ABD'de yayımlanan "Cold War International History Project Bulletin"
adlı derginin "14/15 - Winter 2003-Spring 2004" no'lu sayısında yer
alan bir belgeye göre, getirilen Ermeniler Türkiye'ye
yerleştirilemeyince, Moskova yönetimi tarafından, "bunlar Batı
ülkelerinden geldi, aralarında casus olabilir" gerekçesiyle Sibirya'ya
sürülüyor.

"http://www.wilsoncenter.org" adresinden ulaşılabilen bu bültenin
403'üncü sayfasında, Ermenistan Sovyet Cumhuriyeti Komünist Partisi
Sekreteri Grigori Arutinov'un, Stalin'e gönderdiği, 22 Mayıs 1947
tarihli bir mesaj yer alıyor. Bu mesajda, SSCB'den gelen Ermenilerin
sayısının 50 bin 945 olduğu belirtiliyor.

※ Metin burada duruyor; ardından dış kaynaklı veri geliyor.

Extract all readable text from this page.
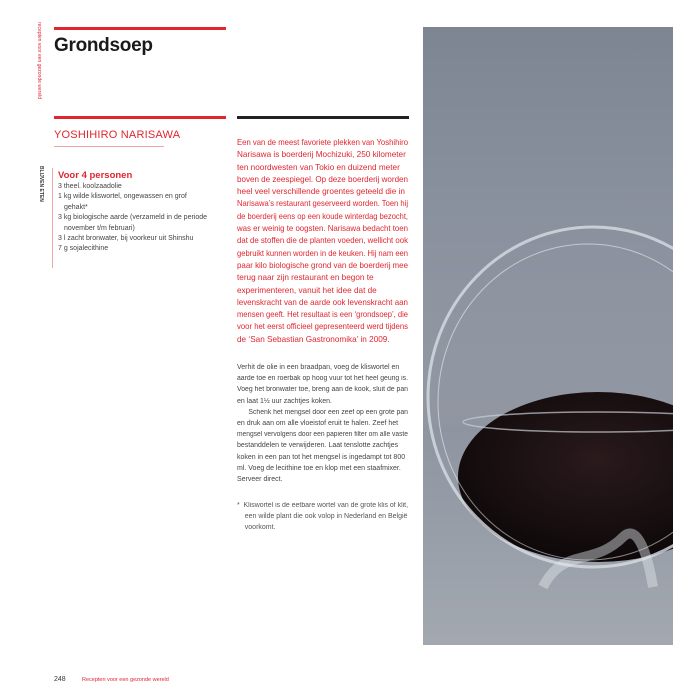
recepten voor een gezonde wereld
BLIJVEN ETEN
Grondsoep
YOSHIHIRO NARISAWA
Voor 4 personen
3 theel. koolzaadolie
1 kg wilde kliswortel, ongewassen en grof
gehakt*
3 kg biologische aarde (verzameld in de periode
november t/m februari)
3 l zacht bronwater, bij voorkeur uit Shinshu
7 g sojalecithine
Een van de meest favoriete plekken van Yoshihiro
Narisawa is boerderij Mochizuki, 250 kilometer
ten noordwesten van Tokio en duizend meter
boven de zeespiegel. Op deze boerderij worden
heel veel verschillende groentes geteeld die in
Narisawa’s restaurant geserveerd worden. Toen hij
de boerderij eens op een koude winterdag bezocht,
was er weinig te oogsten. Narisawa bedacht toen
dat de stoffen die de planten voeden, wellicht ook
gebruikt kunnen worden in de keuken. Hij nam een
paar kilo biologische grond van de boerderij mee
terug naar zijn restaurant en begon te
experimenteren, vanuit het idee dat de
levenskracht van de aarde ook levenskracht aan
mensen geeft. Het resultaat is een ‘grondsoep’, die
voor het eerst officieel gepresenteerd werd tijdens
de ‘San Sebastian Gastronomika’ in 2009.
Verhit de olie in een braadpan, voeg de kliswortel en
aarde toe en roerbak op hoog vuur tot het heel geurig is.
Voeg het bronwater toe, breng aan de kook, sluit de pan
en laat 1½ uur zachtjes koken.
Schenk het mengsel door een zeef op een grote pan
en druk aan om alle vloeistof eruit te halen. Zeef het
mengsel vervolgens door een papieren filter om alle vaste
bestanddelen te verwijderen. Laat tenslotte zachtjes
koken in een pan tot het mengsel is ingedampt tot 800
ml. Voeg de lecithine toe en klop met een staafmixer.
Serveer direct.
*  Kliswortel is de eetbare wortel van de grote klis of klit,
een wilde plant die ook volop in Nederland en België
voorkomt.
248	Recepten voor een gezonde wereld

Ermenistan Devlet Arşivlerinin bugünkü Müdürü Karen Haçatriyan'ın
sağladığı belirtilen bu belgede, gelenlerin güç koşullar altında
kaldıkları, içlerinde geri dönmek isteyenlerin bulunduğu, hatta 21'inin
sınırdan Türkiye'ye kaçtığı kaydediliyor. 400'üncü sayfada yer alan
değerlendirmede de Batı'nın Türkiye'nin yanında yer almasından ötürü
işgalin suya düşmesi üzerine, gelen Ermenilerin
binlercesinin, Sibirya'ya, Kazakistan'a sürgüne gönderildiği
belirtiliyor.

Böylece on binlerce sivil Ermeni bir kez daha, büyük bir ülkenin, büyük
politikalarında oyuncak gibi kullanılıyor, planların devri geçince de
Sibirya'ya gönderilerek, bir kenara atılmak isteniyor.